= 43 Plan =

1970s technical plan in China

The Four Three Plan or 43 Plan was the People's Republic of China's plan to introduce complete sets of technical equipment on a large scale from the United States, the Federal Republic of Germany, France, Japan, the Netherlands, Switzerland, Italy and other Western countries in the early 1970s. It was formally proposed in 1973. Since the late 1960s and early 1970s, China made use of foreign exchange reserve as well as deferred payment to import US$4.24 billion of machinery.

== Background ==
Since 1954, China has implemented a ticket system. The number of cloth tickets issued each year needs to be calculated repeatedly and stipulated in a central document. Depending on the climate, the standards in various places are slightly different. Generally speaking, each adult is issued a ticket of 16 feet, 18 feet or 20 feet per year (a pillow towel requires about 2 feet of tickets). This is a serious issue because the annual cotton output has been hovering at more than 40 million tons, and textile raw materials are in short supply. In order to solve the problem of cotton production, Zhou Enlai held a cotton work meeting every year. Moreover, increasing cotton production also faces the problem of competition for land between grain and cotton. At that time, in industrialized countries, chemical fibers accounted for 40% or more of textile raw materials. In China, this proportion is only 5.5%. In July 1970, the former Ministry of Textile Industry, the First Ministry of Light Industry, and the Second Ministry of Light Industry were officially merged into the Ministry of Light Industry, with Qian Zhiguang as minister.

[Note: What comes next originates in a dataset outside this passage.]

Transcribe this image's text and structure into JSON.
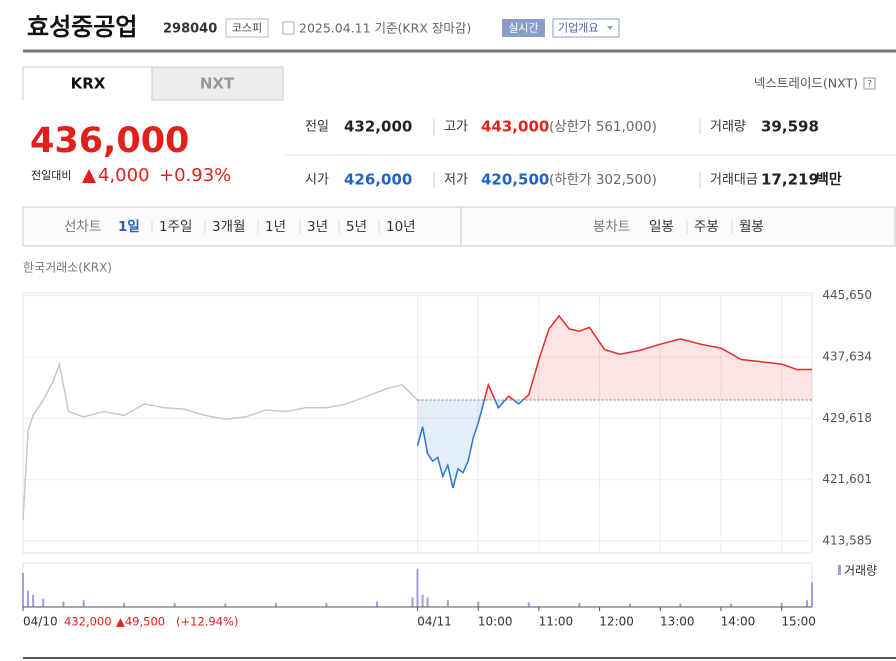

Zhou Enlai announced: The country will focus on light industry, light industry will focus on textiles, and textiles will focus on chemical fibers.

== Planning procedure ==
Gu Xiulian, an outstanding young female cadre and model worker carefully cultivated by the Ministry of Textiles, was chosen by the organization and transferred to the planning team. In the second half of 1971, Qian Zhiguang proposed that China's own oil and gas resources could be used to build several chemical fiber bases with a production capacity of 1 million tons, equivalent to 20 million dans of cotton. The required technical equipment can be imported from abroad. In this regard, Zhou Enlai and Li Xiannian instructed the State Planning Commission to study and consider introducing chemical fiber equipment to solve the clothing problem and fertilizer equipment to solve the problem.